De nos jours, on ne sait plus trop qui est Antonin Carême. Perso, c’est en fouillant dans mes sources britanniques que je suis tombée sur son nom. Jamais entendu parler de lui auparavant, alors qu’en réalité il a été le plus grand cuisinier du début du XIXe et qu’à son époque il était une superstar que tout le monde s’arrachait.

Faut dire qu’il ne manquait pas d’ambition, le bougre…


Le succès fou d’Antonin Carême

Petit Antoine deviendra grand

Marie-Antoine Carême – dit Antonin Carême – est un self-made man. Du genre de ceux qui partent de vraiment loin, mais qui, à force de travail et de talent, se haussent vers le succès.

Marie-Antoine Carême (début XIXe)

Né dans une famille française très nombreuse et très pauvre en 1784 – autant dire qu’il a grandi en pleine Révolution -, Antonin n’était pourtant pas destiné à grand chose. Il a 8 ans quand son père l’abandonne aux portes de Paris avec un petit baluchon et trois francs six sous en poche, en lui souhaitant de parvenir à se frayer tout seul un chemin dans la vie. Coup de chance, le gamin est recueilli par un tavernier, qui l’emploie comme garçon de cuisine (je vous renvoie ici au sujet des tâches quotidiennes d’une fille ou d’un garçon de cuisine). La vie est dure, mais au moins notre petit Antonin a un toit au dessus de la tête.

À 13 ans, il devient apprenti chez un pâtissier reconnu, où il commence à apprendre un vrai métier et des techniques de travail. Antonin est vif, curieux et très doué, et son maître l’encourage à développer son talent. Il lui permet notamment de se rendre souvent à la bibliothèque, où le jeune apprenti s’est découvert une passion pour les plans d’architectes et de paysagistes, qu’il redessine et dont il s’inspire. Toujours avec la bénédiction de son maître, Antonin commence alors à réaliser des desserts très originaux ressemblant à des sculptures, que les riches clients achètent pour les exposer au centre de leur table et faire sensation auprès de leurs invités.
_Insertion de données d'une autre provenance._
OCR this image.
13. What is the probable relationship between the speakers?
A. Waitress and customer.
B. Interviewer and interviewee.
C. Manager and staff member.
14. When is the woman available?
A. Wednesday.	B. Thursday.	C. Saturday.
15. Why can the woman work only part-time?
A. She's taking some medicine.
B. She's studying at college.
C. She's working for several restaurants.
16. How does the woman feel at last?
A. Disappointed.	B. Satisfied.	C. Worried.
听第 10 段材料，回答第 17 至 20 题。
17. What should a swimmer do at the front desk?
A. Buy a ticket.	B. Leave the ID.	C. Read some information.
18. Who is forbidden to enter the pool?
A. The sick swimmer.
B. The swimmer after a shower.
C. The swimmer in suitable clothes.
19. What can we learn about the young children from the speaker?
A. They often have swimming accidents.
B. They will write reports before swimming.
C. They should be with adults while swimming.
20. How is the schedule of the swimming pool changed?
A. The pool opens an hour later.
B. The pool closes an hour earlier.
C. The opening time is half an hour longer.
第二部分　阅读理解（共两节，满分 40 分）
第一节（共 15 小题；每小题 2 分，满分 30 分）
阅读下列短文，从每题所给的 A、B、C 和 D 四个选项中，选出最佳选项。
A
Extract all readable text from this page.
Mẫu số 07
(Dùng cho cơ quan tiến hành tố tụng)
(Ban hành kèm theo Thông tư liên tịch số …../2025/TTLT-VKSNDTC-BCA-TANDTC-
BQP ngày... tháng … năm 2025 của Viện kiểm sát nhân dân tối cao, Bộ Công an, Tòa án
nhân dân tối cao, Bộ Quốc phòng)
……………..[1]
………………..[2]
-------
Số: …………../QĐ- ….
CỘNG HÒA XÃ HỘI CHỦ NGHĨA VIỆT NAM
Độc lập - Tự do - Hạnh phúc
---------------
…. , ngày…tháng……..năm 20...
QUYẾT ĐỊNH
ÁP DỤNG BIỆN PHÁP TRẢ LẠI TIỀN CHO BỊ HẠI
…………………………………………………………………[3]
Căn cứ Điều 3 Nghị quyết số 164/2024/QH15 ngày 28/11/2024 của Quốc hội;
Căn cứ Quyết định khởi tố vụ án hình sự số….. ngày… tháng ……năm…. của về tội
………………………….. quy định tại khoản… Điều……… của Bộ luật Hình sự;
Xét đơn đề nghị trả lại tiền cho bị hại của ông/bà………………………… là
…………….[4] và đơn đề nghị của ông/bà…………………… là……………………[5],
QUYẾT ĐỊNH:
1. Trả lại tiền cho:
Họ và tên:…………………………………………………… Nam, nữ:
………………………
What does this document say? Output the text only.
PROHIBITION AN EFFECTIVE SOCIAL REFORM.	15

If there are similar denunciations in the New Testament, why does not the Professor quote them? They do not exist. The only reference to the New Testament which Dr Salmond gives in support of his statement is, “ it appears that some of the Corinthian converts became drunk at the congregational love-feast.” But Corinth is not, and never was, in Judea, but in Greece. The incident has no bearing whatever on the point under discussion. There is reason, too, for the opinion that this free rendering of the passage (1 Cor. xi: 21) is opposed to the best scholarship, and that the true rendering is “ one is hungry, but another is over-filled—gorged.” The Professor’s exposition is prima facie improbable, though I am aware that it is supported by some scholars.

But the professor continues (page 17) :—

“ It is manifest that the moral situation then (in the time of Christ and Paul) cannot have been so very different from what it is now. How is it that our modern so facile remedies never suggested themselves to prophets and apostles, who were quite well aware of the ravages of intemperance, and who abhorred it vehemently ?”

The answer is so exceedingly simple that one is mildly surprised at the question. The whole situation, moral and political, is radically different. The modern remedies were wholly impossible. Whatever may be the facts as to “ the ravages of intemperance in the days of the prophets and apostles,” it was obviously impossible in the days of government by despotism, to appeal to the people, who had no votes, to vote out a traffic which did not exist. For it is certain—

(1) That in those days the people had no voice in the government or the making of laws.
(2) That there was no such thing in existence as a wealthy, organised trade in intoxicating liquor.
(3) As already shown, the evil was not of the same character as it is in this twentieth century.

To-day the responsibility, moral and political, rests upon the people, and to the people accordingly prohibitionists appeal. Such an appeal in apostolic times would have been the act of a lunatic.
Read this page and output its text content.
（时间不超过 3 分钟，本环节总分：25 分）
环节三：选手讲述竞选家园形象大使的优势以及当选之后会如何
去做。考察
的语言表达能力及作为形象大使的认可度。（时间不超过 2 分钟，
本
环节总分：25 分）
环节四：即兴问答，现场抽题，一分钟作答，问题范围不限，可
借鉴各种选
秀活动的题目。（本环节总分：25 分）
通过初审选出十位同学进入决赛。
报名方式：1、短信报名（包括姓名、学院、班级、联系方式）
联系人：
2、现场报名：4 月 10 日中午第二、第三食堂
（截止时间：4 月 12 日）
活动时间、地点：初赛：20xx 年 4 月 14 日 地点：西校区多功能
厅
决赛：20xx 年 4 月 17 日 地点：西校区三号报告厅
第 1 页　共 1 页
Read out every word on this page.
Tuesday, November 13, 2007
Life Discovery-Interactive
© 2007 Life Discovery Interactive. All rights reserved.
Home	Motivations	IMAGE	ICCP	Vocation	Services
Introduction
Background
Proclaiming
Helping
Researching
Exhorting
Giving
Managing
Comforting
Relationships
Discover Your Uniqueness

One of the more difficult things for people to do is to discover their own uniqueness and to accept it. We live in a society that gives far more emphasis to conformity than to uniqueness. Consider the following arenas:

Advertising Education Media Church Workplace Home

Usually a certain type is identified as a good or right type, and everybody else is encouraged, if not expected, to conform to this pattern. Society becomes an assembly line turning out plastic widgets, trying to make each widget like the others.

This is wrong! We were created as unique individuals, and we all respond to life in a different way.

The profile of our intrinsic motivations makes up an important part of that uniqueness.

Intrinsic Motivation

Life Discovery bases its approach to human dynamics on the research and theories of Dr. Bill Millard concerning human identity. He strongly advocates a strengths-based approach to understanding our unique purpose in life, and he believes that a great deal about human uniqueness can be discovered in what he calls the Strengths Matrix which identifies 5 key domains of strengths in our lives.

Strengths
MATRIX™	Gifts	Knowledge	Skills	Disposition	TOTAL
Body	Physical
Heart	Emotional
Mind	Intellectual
L’origine de la pièce montée

J’ai longtemps cru qu’une pièce montée, c’était forcément une pyramide de choux à la crème assemblés par du caramel et de la nougatine, qu’on servait pour les mariages, Noël et autres grands repas de fête.

Mais non, à l’origine, ce n’est pas du tout ça. Une pièce montée, c’est justement ce que Antonin Carême a été le premier à inventer : c’est un assemblage de plusieurs éléments de pâtisserie, agencés comme une construction ou une sculpture. On n’est pas dans un gâteau, aussi beau et impressionnant soit-il, qui serait fait d’un seul morceau, mais bien dans le montage de différents éléments qui s’assemblent les uns aux autres dans l’objectif de réaliser une création artistique. Et ce n’est pas fait juste pour être mangé : c’est d’abord un élément de décor qui trône sur la table pendant tout le repas pour être admiré, comme on le ferait d’une oeuvre d’art.

De toute façon, à l’époque de Carême, le chou à la crème n’existe pas. Par contre, le croquembouche, oui ! Ça consiste à utiliser dans les desserts des petits éléments enrobés dans du caramel (par exemple, des tranches de fruits, des noix, des morceaux de nougat, des marrons glacés…). Au final, ça donne des petites bouchées avec un effet « croquant dehors, fondant dedans », d’où le nom. Ce n’est qu’au tout début du XXe siècle que sera inventé le chou fourré à la crème et enrobé, lui aussi, de caramel, dont on pourra alors faire des pyramides et des assemblages, et que l’on appelle désormais aussi bien pièce montée que croquembouche.

À gauche, des croquembouches du XVIIIe et XIXe à base de fruits ou confiseries caramélisées, et à droite des croquembouches contemporains à base de choux à la crème

Le pâtissier des rois et le roi des pâtissiers

Les pièces montées de Carême font fureur dans tout Paris. Il ouvre sa propre pâtisserie, mais il n’y restera finalement que quelques années, car les grands de ce monde s’arrachent ses services. Sa réputation s’étend, et ce sont désormais les aristocrates et les monarques étrangers qui l’embauchent pour qu’il vienne réaliser chez eux des banquets somptueux avec des créations culinaires époustouflantes.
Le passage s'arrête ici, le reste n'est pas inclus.